I myself am seeing a lot of 3.7's sludge up do to poor oil changes and poor oil had one lad here running 10w30 in a 2006 ... sludge was terrible, I did a varasol flush and put 5w30 high mileage synthetic in and replaced the PCV foam
seems to have worked well enough, the stock air filter is more than sufficient and filters way better than most aftermarket units which basically don't stop the finer dusts there by sand blasting your engine.. My own personal Liberty is long in the tooth with 348,000 klicks but doesn't burn any oil yet? nor sludge up oil changes are between 4500 to 5000 kms and transfer case and diffs get done once a year before the snow starts.
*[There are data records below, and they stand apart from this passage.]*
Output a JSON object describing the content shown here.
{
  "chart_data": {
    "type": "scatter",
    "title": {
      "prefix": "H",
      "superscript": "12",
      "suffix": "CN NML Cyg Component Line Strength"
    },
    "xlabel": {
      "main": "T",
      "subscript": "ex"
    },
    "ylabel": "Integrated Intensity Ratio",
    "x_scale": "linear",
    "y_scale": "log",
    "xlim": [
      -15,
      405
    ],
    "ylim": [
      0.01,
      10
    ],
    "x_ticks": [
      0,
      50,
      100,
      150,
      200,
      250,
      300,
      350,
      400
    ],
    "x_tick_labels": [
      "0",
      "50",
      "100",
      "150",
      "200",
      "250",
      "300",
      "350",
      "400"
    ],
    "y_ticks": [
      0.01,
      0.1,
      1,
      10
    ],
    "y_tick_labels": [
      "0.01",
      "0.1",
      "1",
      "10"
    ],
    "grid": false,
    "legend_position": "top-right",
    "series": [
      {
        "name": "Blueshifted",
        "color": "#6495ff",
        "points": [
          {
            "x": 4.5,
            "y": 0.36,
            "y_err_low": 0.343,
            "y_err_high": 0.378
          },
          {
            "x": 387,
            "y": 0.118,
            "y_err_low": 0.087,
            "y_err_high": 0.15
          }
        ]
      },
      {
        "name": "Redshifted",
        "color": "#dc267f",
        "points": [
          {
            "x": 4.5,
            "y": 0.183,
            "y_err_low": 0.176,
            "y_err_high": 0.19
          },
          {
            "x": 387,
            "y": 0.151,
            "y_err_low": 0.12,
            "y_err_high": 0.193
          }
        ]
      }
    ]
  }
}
Good luck with your project and I hope that you can solve your issues!
 

soulpunisher

New Member
Joined
Apr 7, 2022
Messages
17
Reaction score
8
If you look at the stock air intake it is already a cold air intake. It scoops air from under the front of the hood. I don’t know why you would want to **** air from under the hood. Everyone that has been in here will disagree with you if you say a cold air intake will help anything on this engine. The is an intake air temp sensor that does quite a bit. That sludge you see is the notorious snot that forms due to the oil filler neck being cold in the winter. Short trips makes it worse, constant long drives over 30 minutes all the time, may never see it. It the same as when you go out in the cold and your nose starts running from the moisture in your breath. There is also a service bulletin that they use to change the pcv valve location and simplifies all the tubes. The 07s are setup this way already.
I’m going to run a longer piping behind the the passenger headlight (mine has custom wrangler headlights with a bypass to let cold air directly into the piping etc). Further more, I’m going to do this not only to switch from a square filter to a cone type k & n which usually gets better airflow (cone type) but to actually not have the hood mostly blocking what was almost a good idea until you see how much the hood blocks it, but there’s several other factors. Like a cleaner and easier type of piping to clean, a tighter fitting (the box that hooks directly to the throttle body has all kinds of seeping cracks etc and it’s just made that way which kind of defeats the purpose of steady flowing air?…) and to get more of the hoses for the air box run different directions that get them out of the way of almost everything. As well as free up most of the passenger side to get all that out of the way of your strut bolts and is even easier to get to the passenger side coil packs and fuel injectors/rail and to be able to clean to engine bay with much more ease and not really taking anything off etc.
not to mention I have almost all of this laying around already (piping,hoses, filter etc) to do it or the tools to customize just about anyway I want it. I personally have never heard anyone tell me for ANY vehicle that colder air and or tighter fittings (more consistent air flow) isn’t better for it?.. plus it isn’t gonna cost me anything except some time and work so why not? Oh, and mine is setup where there isn’t any sensors at all for the air intake. They are all on my manifold, so again why not do it? Plus way more room and easier cleaning all the way around is hard for anyone to say no to.
And I see what you’re saying about the oil filler neck and long/short runs and winter factors and if anything you’re giving more of a reason to install one? So that the Catch can, will CATCH it before running down the hose through the PCV valve and back into the filler neck… you do realize that’s what a PCV valve does, right? Any unburnt oil etc recirculates . This can cause sludge or rough idle and other things as well.